Reputation: 1204
I have a thread which is used for reading from a TCP socket; I receive a message from the server to perform an automatic update. So, now the read thread has to call servicebase Stop()
to trigger the OnStop()
function. However the read thread has to be joined to the main thread in order to properly terminate the service. So now the OnStop()
function is waiting for the read thread to join but the read thread can't join because it's waiting for the Stop() function to finish running.
So basically it looks like this:
public void Start()
{
OnStart(new string[0]);
}
protected override void OnStart(string[] args)
{
stopEventRecv = new AutoResetEvent(false);
RecvThread = new Thread(RecvLoop);
RecvThread.Start();
}
protected override void OnStop()
{
// Doesn't matter because we are about to deadlock
stopEventRecv.Set();
// Dead lock
RecvThread.Join();
}
private void RecvLoop(object arg)
{
while (true)
{
if (stopEventRecv.WaitOne(5000))
{
return;
}
if (!IsConnected())
continue;
// here we get message from server saying to Stop so
// the message is processed and uses a callback where
// ServiceBase.Stop() is called.
// The reason for the callback isn't relevant to the
// question I don't think but i'm mentioning it in case.
// For the sake of the question I'll just call Stop()

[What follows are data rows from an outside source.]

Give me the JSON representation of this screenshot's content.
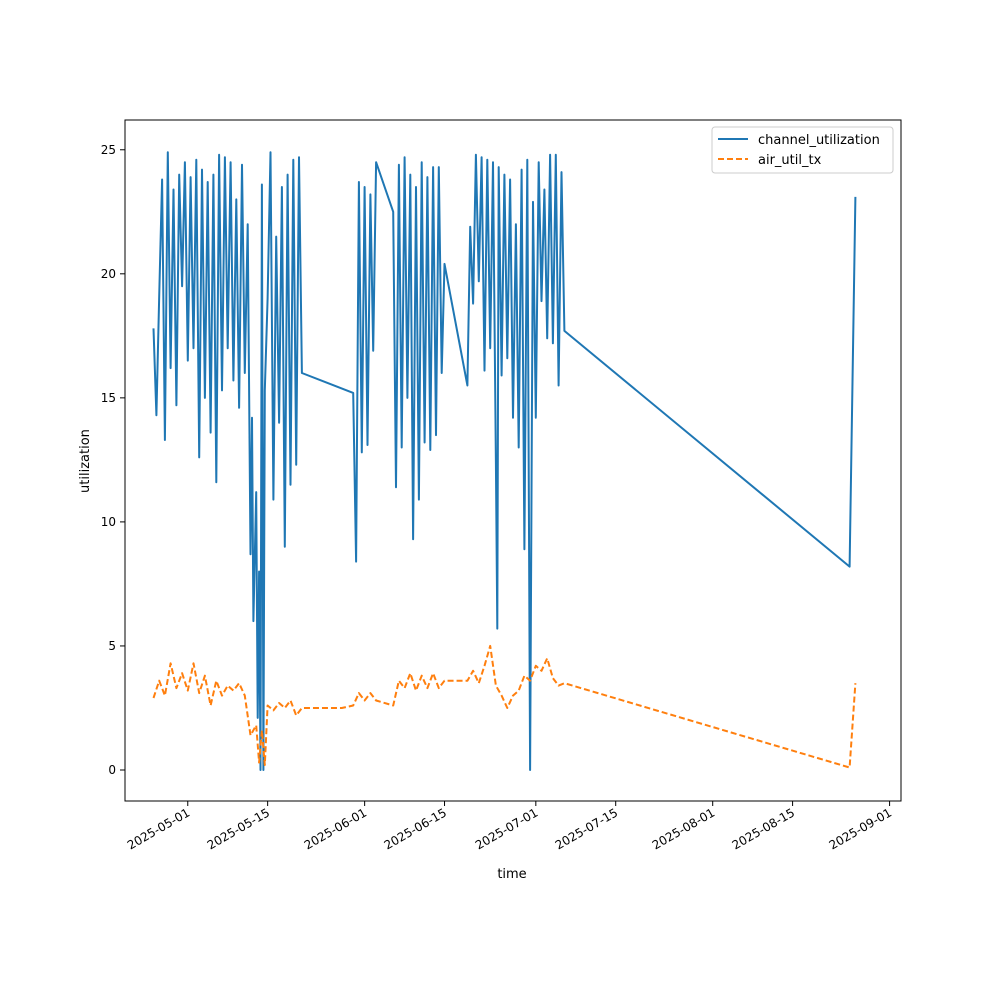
{
  "chart_data": {
    "type": "line",
    "title": "",
    "xlabel": "time",
    "ylabel": "utilization",
    "x_is_date": true,
    "xlim": [
      "2025-04-20",
      "2025-09-03"
    ],
    "ylim": [
      -1.25,
      26.2
    ],
    "y_ticks": [
      0,
      5,
      10,
      15,
      20,
      25
    ],
    "x_ticks": [
      "2025-05-01",
      "2025-05-15",
      "2025-06-01",
      "2025-06-15",
      "2025-07-01",
      "2025-07-15",
      "2025-08-01",
      "2025-08-15",
      "2025-09-01"
    ],
    "grid": false,
    "legend_position": "top-right",
    "series": [
      {
        "name": "channel_utilization",
        "color": "#1f77b4",
        "dash": "solid",
        "points": [
          [
            "2025-04-25",
            17.8
          ],
          [
            "2025-04-25T12:00",
            14.3
          ],
          [
            "2025-04-26",
            19.1
          ],
          [
            "2025-04-26T12:00",
            23.8
          ],
          [
            "2025-04-27",
            13.3
          ],
          [
            "2025-04-27T12:00",
            24.9
          ],
          [
            "2025-04-28",
            16.2
          ],
          [
            "2025-04-28T12:00",
            23.4
          ],
          [
            "2025-04-29",
            14.7
          ],
          [
            "2025-04-29T12:00",
            24.0
          ],
          [
            "2025-04-30",
            19.5
          ],
          [
            "2025-04-30T12:00",
            24.5
          ],
          [
            "2025-05-01",
            16.5
          ],
          [
            "2025-05-01T12:00",
            23.9
          ],
          [
            "2025-05-02",
            17.0
          ],
          [
            "2025-05-02T12:00",
            24.6
          ],
          [
            "2025-05-03",
            12.6
          ],
          [
            "2025-05-03T12:00",
            24.2
          ],
          [
            "2025-05-04",
            15.0
          ],
          [
            "2025-05-04T12:00",
            23.7
          ],
          [
            "2025-05-05",
            13.6
          ],
          [
            "2025-05-05T12:00",
            24.0
          ],
          [
            "2025-05-06",
            11.6
          ],
          [
            "2025-05-06T12:00",
            24.8
          ],
          [
            "2025-05-07",
            15.3
          ],
          [
            "2025-05-07T12:00",
            24.7
          ],
          [
            "2025-05-08",
            17.0
          ],
          [
            "2025-05-08T12:00",
            24.5
          ],
          [
            "2025-05-09",
            15.7
          ],
          [
            "2025-05-09T12:00",
            23.0
          ],
          [
            "2025-05-10",
            14.6
          ],
          [
            "2025-05-10T12:00",
            24.4
          ],
          [
            "2025-05-11",
            16.0
          ],
          [
            "2025-05-11T12:00",
            22.0
          ],
          [
            "2025-05-12",
            8.7
          ],
          [
            "2025-05-12T06:00",
            14.2
          ],
          [
            "2025-05-12T12:00",
            6.0
          ],
          [
            "2025-05-13",
            11.2
          ],
          [
            "2025-05-13T06:00",
            2.1
          ],
          [
            "2025-05-13T12:00",
            8.0
          ],
          [
            "2025-05-13T18:00",
            0.0
          ],
          [
            "2025-05-14",
            23.6
          ],
          [
            "2025-05-14T06:00",
            0.0
          ],
          [
            "2025-05-14T12:00",
            15.3
          ],
          [
            "2025-05-15",
            19.0
          ],
          [
            "2025-05-15T12:00",
            24.9
          ],
          [
            "2025-05-16",
            10.9
          ],
          [
            "2025-05-16T12:00",
            21.5
          ],
          [
            "2025-05-17",
            14.0
          ],
          [
            "2025-05-17T12:00",
            23.5
          ],
          [
            "2025-05-18",
            9.0
          ],
          [
            "2025-05-18T12:00",
            24.0
          ],
          [
            "2025-05-19",
            11.5
          ],
          [
            "2025-05-19T12:00",
            24.6
          ],
          [
            "2025-05-20",
            12.3
          ],
          [
            "2025-05-20T12:00",
            24.7
          ],
          [
            "2025-05-21",
            16.0
          ],
          [
            "2025-05-30",
            15.2
          ],
          [
            "2025-05-30T12:00",
            8.4
          ],
          [
            "2025-05-31",
            23.7
          ],
          [
            "2025-05-31T12:00",
            12.8
          ],
          [
            "2025-06-01",
            23.5
          ],
          [
            "2025-06-01T12:00",
            13.1
          ],
          [
            "2025-06-02",
            23.2
          ],
          [
            "2025-06-02T12:00",
            16.9
          ],
          [
            "2025-06-03",
            24.5
          ],
          [
            "2025-06-06",
            22.5
          ],
          [
            "2025-06-06T12:00",
            11.4
          ],
          [
            "2025-06-07",
            24.4
          ],
          [
            "2025-06-07T12:00",
            13.0
          ],
          [
            "2025-06-08",
            24.7
          ],
          [
            "2025-06-08T12:00",
            15.0
          ],
          [
            "2025-06-09",
            24.0
          ],
          [
            "2025-06-09T12:00",
            9.3
          ],
          [
            "2025-06-10",
            23.5
          ],
          [
            "2025-06-10T12:00",
            10.9
          ],
          [
            "2025-06-11",
            24.5
          ],
          [
            "2025-06-11T12:00",
            13.2
          ],
          [
            "2025-06-12",
            23.9
          ],
          [
            "2025-06-12T12:00",
            12.9
          ],
          [
            "2025-06-13",
            24.3
          ],
          [
            "2025-06-13T12:00",
            13.5
          ],
          [
            "2025-06-14",
            24.3
          ],
          [
            "2025-06-14T12:00",
            16.0
          ],
          [
            "2025-06-15",
            20.4
          ],
          [
            "2025-06-19",
            15.5
          ],
          [
            "2025-06-19T12:00",
            21.9
          ],
          [
            "2025-06-20",
            18.8
          ],
          [
            "2025-06-20T12:00",
            24.8
          ],
          [
            "2025-06-21",
            19.7
          ],
          [
            "2025-06-21T12:00",
            24.7
          ],
          [
            "2025-06-22",
            16.1
          ],
          [
            "2025-06-22T12:00",
            24.6
          ],
          [
            "2025-06-23",
            17.0
          ],
          [
            "2025-06-23T12:00",
            24.5
          ],
          [
            "2025-06-24",
            12.4
          ],
          [
            "2025-06-24T06:00",
            5.7
          ],
          [
            "2025-06-24T12:00",
            24.3
          ],
          [
            "2025-06-25",
            15.9
          ],
          [
            "2025-06-25T12:00",
            24.0
          ],
          [
            "2025-06-26",
            16.6
          ],
          [
            "2025-06-26T12:00",
            23.8
          ],
          [
            "2025-06-27",
            14.2
          ],
          [
            "2025-06-27T12:00",
            22.0
          ],
          [
            "2025-06-28",
            13.0
          ],
          [
            "2025-06-28T12:00",
            24.2
          ],
          [
            "2025-06-29",
            8.9
          ],
          [
            "2025-06-29T12:00",
            24.6
          ],
          [
            "2025-06-30",
            0.0
          ],
          [
            "2025-06-30T12:00",
            22.9
          ],
          [
            "2025-07-01",
            14.2
          ],
          [
            "2025-07-01T12:00",
            24.5
          ],
          [
            "2025-07-02",
            18.9
          ],
          [
            "2025-07-02T12:00",
            23.4
          ],
          [
            "2025-07-03",
            17.4
          ],
          [
            "2025-07-03T12:00",
            24.8
          ],
          [
            "2025-07-04",
            17.2
          ],
          [
            "2025-07-04T12:00",
            24.8
          ],
          [
            "2025-07-05",
            15.5
          ],
          [
            "2025-07-05T12:00",
            24.1
          ],
          [
            "2025-07-06",
            17.7
          ],
          [
            "2025-08-25",
            8.2
          ],
          [
            "2025-08-26",
            23.1
          ]
        ]
      },
      {
        "name": "air_util_tx",
        "color": "#ff7f0e",
        "dash": "dashed",
        "points": [
          [
            "2025-04-25",
            2.9
          ],
          [
            "2025-04-26",
            3.6
          ],
          [
            "2025-04-27",
            3.0
          ],
          [
            "2025-04-28",
            4.3
          ],
          [
            "2025-04-29",
            3.3
          ],
          [
            "2025-04-30",
            3.9
          ],
          [
            "2025-05-01",
            3.2
          ],
          [
            "2025-05-02",
            4.3
          ],
          [
            "2025-05-03",
            3.1
          ],
          [
            "2025-05-04",
            3.8
          ],
          [
            "2025-05-05",
            2.6
          ],
          [
            "2025-05-06",
            3.6
          ],
          [
            "2025-05-07",
            3.0
          ],
          [
            "2025-05-08",
            3.4
          ],
          [
            "2025-05-09",
            3.2
          ],
          [
            "2025-05-10",
            3.5
          ],
          [
            "2025-05-11",
            3.0
          ],
          [
            "2025-05-12",
            1.4
          ],
          [
            "2025-05-13",
            1.8
          ],
          [
            "2025-05-13T12:00",
            0.3
          ],
          [
            "2025-05-14",
            1.6
          ],
          [
            "2025-05-14T12:00",
            0.2
          ],
          [
            "2025-05-15",
            2.6
          ],
          [
            "2025-05-16",
            2.4
          ],
          [
            "2025-05-17",
            2.7
          ],
          [
            "2025-05-18",
            2.5
          ],
          [
            "2025-05-19",
            2.8
          ],
          [
            "2025-05-20",
            2.2
          ],
          [
            "2025-05-21",
            2.5
          ],
          [
            "2025-05-28",
            2.5
          ],
          [
            "2025-05-30",
            2.6
          ],
          [
            "2025-05-31",
            3.1
          ],
          [
            "2025-06-01",
            2.8
          ],
          [
            "2025-06-02",
            3.1
          ],
          [
            "2025-06-03",
            2.8
          ],
          [
            "2025-06-06",
            2.6
          ],
          [
            "2025-06-07",
            3.6
          ],
          [
            "2025-06-08",
            3.3
          ],
          [
            "2025-06-09",
            3.9
          ],
          [
            "2025-06-10",
            3.2
          ],
          [
            "2025-06-11",
            3.8
          ],
          [
            "2025-06-12",
            3.3
          ],
          [
            "2025-06-13",
            3.9
          ],
          [
            "2025-06-14",
            3.3
          ],
          [
            "2025-06-15",
            3.6
          ],
          [
            "2025-06-19",
            3.6
          ],
          [
            "2025-06-20",
            4.0
          ],
          [
            "2025-06-21",
            3.5
          ],
          [
            "2025-06-22",
            4.2
          ],
          [
            "2025-06-23",
            5.0
          ],
          [
            "2025-06-24",
            3.4
          ],
          [
            "2025-06-25",
            3.0
          ],
          [
            "2025-06-26",
            2.5
          ],
          [
            "2025-06-27",
            3.0
          ],
          [
            "2025-06-28",
            3.2
          ],
          [
            "2025-06-29",
            3.8
          ],
          [
            "2025-06-30",
            3.6
          ],
          [
            "2025-07-01",
            4.2
          ],
          [
            "2025-07-02",
            4.0
          ],
          [
            "2025-07-03",
            4.5
          ],
          [
            "2025-07-04",
            3.7
          ],
          [
            "2025-07-05",
            3.4
          ],
          [
            "2025-07-06",
            3.5
          ],
          [
            "2025-08-25",
            0.1
          ],
          [
            "2025-08-26",
            3.5
          ]
        ]
      }
    ]
  }
}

// here to demonstrate the problem.
Stop();
}
}
How can I get around this? Is it necessary to join all threads before exiting the service? Would an Abort be OK here instead of a join?
Upvotes: 3
Views: 328
Reputation: 239664
The Service Control Manager (SCM) is responsible for sending commands to services to tell them to Start, Stop, Pause, as well as any custom commands you choose to define.

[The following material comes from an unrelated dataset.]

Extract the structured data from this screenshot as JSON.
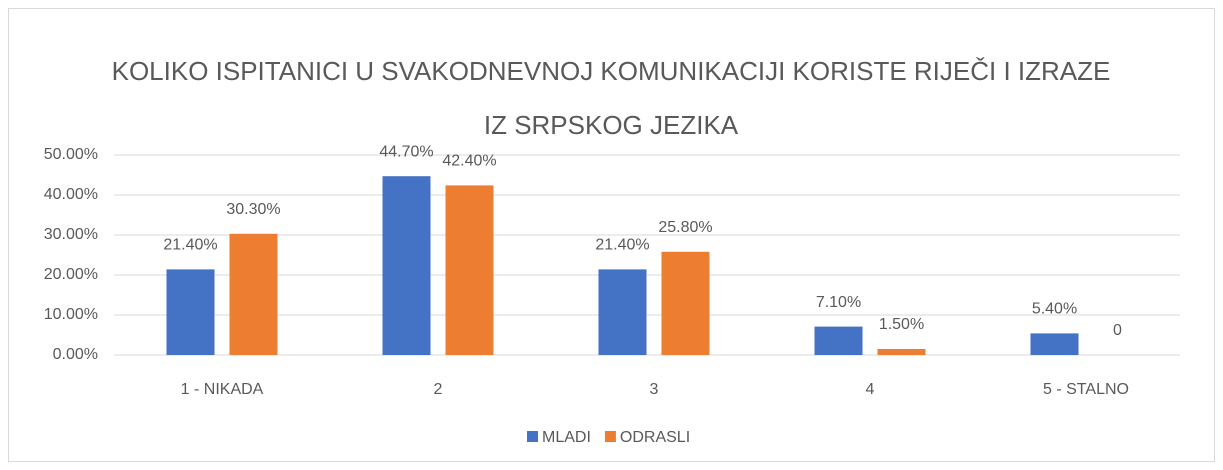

You write you OnXxx methods to react to the commands that the SCM sends to your service. In order to properly initiate a Stop, you ought to ask the SCM to stop your service, and you can do that using the ServiceController
class's Stop
method. This initiates the Stop but does not wait for it to complete.
This ensures that the SCM is aware that your service is deliberately stopping and didn't exit for any other reason. This is important because if any Recovery actions have been configured for your service, you don't want them to occur in this case.
Upvotes: 3
Reputation: 101473
One option to avoid the deadlock is to not join RecvThread
if Stop
was called from it. If Stop
was called from that thread - you know that it's done all useful work and is about to exit, so join is not required anyway:
if (RecvThread.ManagedThreadId != Thread.CurrentThread.ManagedThreadId)
RecvThread.Join();
Also, I'd personally avoid doing Join
without timeout. Better do Join(TimeSpan.FromSeconds(X))

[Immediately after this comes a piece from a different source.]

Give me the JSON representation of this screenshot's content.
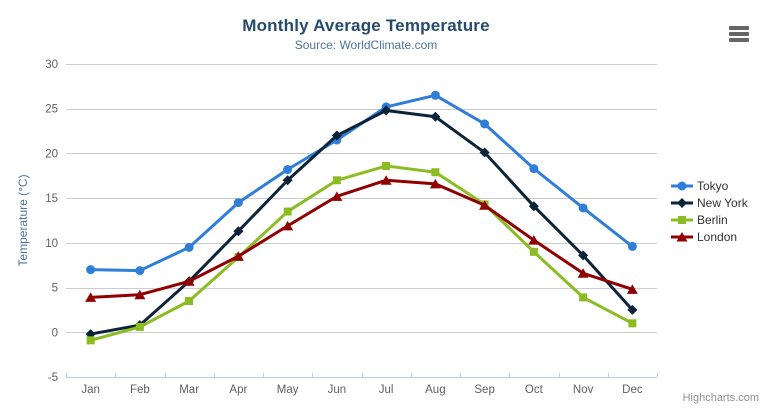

and if given thread failed to finish during that timeout - do something meaninful (throw exception, abort that thread and so on). Anything is better than having to deadlock without even realizing it.
But better solution is mentioned by Damian in comments: use ServiceController.Stop
method, which will stop all dependent services, if any, and then will send stop signal to your service and return, without waiting for service to actually stop, thus also avoiding a deadlock.